Jesus is Lord (1 Corinthians 12:3) is the distinguishing article of Christianity and marks the essential confession of faith (Romans 10:9). Jesus proclaimed it to His disciples, His enemies, and His casual inquirers alike - and He refused to tone down its implications.

The expression "Lord" (kurios) speaks of ownership, while "Master/Lord" (despotes) denotes an unquestionable right to command (John 13:13; Jude 4). Both words describe a master with absolute dominion over someone else. That explains Jesus' incredulity at the practice of those who paid homage to Him with their lips but not with their lives: "Why do you call Me, 'Lord, Lord,' and do not do what I say?" (Luke 6:46).

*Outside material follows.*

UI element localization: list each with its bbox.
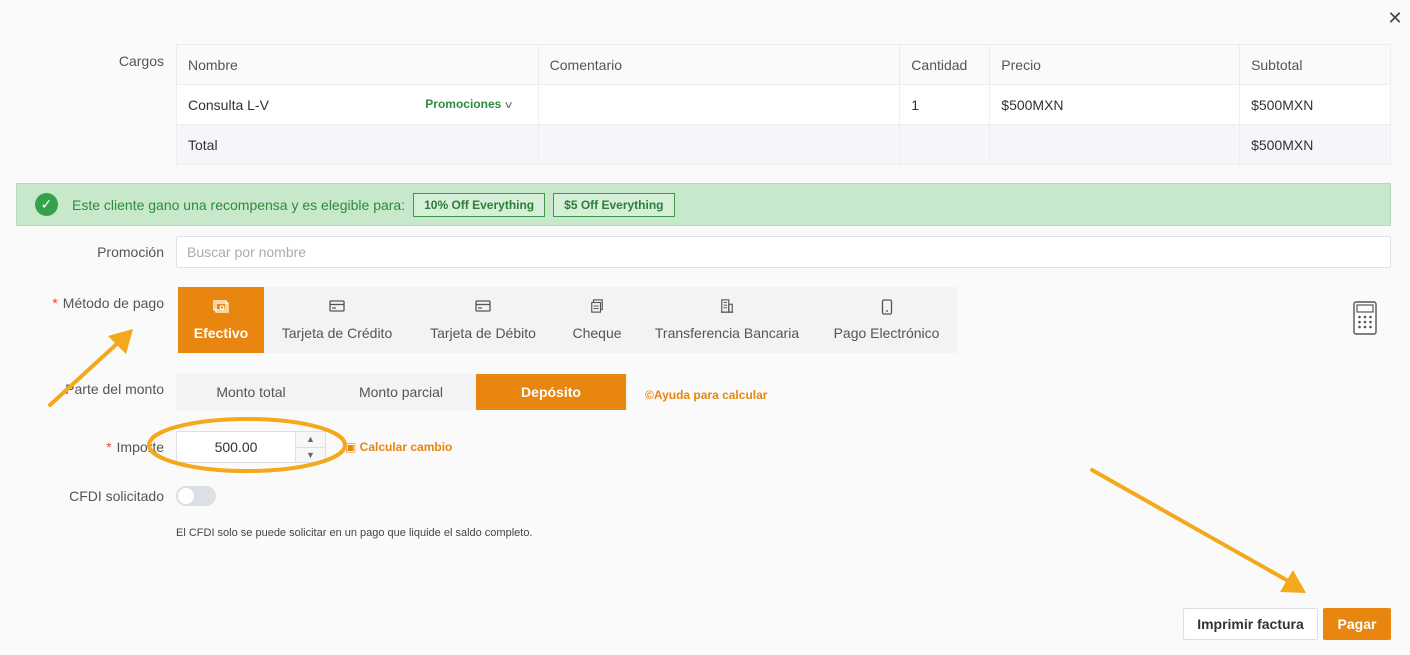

Doulos frequently describes what it means to be a true Christian: "He who was called while free, is Christ's slave [doulos]. You were bought with a price" (1 Corinthians 7:22-23). It describes the lowest, abject bond slave; his service is not a matter of choice.

A Misleading Translation

Unfortunately, readers of the English Bible have long been shielded from the full force of doulos because of an ages-old tendency to translate it as "servant" or "bond-servant." This tendency is regrettable, since service and slavery are not the same thing. "No one can be a slave to two masters" (Matthew 6:24) makes better sense than "No one can serve two masters." An employee with two jobs could indeed serve two masters; but a slave could not. Scripture repeatedly calls Christians "slaves" (1 Corinthians 6:19-20), purchased for God (Revelation 5:9). This is the very essence of what it means to be a Christian (Romans 14:7-9).

A Revolting Concept

Not only is slave a word loaded with negative connotations, but our generation is also fixated on the concepts of freedom, fulfillment, and autonomy. Saving faith and Christian discipleship have been reduced to the cliché "a personal relationship with Jesus." It's hard to imagine a more disastrous twisting of what it means to be a Christian. Many people (including Judas and Satan) had some kind of "personal relationship" with Jesus during His earthly ministry without submitting to Him as Lord. But His only true friends were those who did what He said (John 15:14).

A Difficult Truth

Slavery to Christ is not a minor or secondary feature of true discipleship. It is exactly how Jesus Himself defined the "personal relationship" He must have with every true follower (John 12:26; 15:20). In fact, the fundamental aspects of slavery are the very features of redemption. We are chosen (Ephesians 1:4-5; 1 Peter 1:2; 2:9); bought (1 Corinthians 6:20; 7:23); owned (Romans 14:7-9; 1 Corinthians 6:19); subject to His will and control (Acts 5:29; Philippians 2:5-8); called to account (Romans 14:12); evaluated (2 Corinthians 5:10); and either chastened or rewarded by Him (1 Corinthians 3:14; Hebrews 12:5-11). Those are all essential components of slavery.

A Divine Introduction

Jesus introduced the NT slave metaphor. He frequently drew a direct connection between slavery and discipleship (Matthew 10:24-25). His words reflect what every true disciple should hope to hear at the end of life: "Well done, good and faithful slave. You were faithful with a few things, I will put you in charge of many things; enter into the joy of your master" (Matthew 25:21).

Jesus always described true discipleship in such terms, with no effort to adjust the message to make it sound appealing to worldly-minded sinners. He never muted what it would cost to follow Him. Would-be disciples who tried to dictate different terms were always turned away (Luke 9:59-62).


Slaves Who Are Friends

Perhaps the key passage on Jesus' demand for implicit obedience is one already alluded to-John 15:14-15: "You are My friends if you do what I command you. No longer do I call you slaves, for the slave does not know what his master is doing; but I have called you friends, for all things that I have heard from My Father I have made known to you."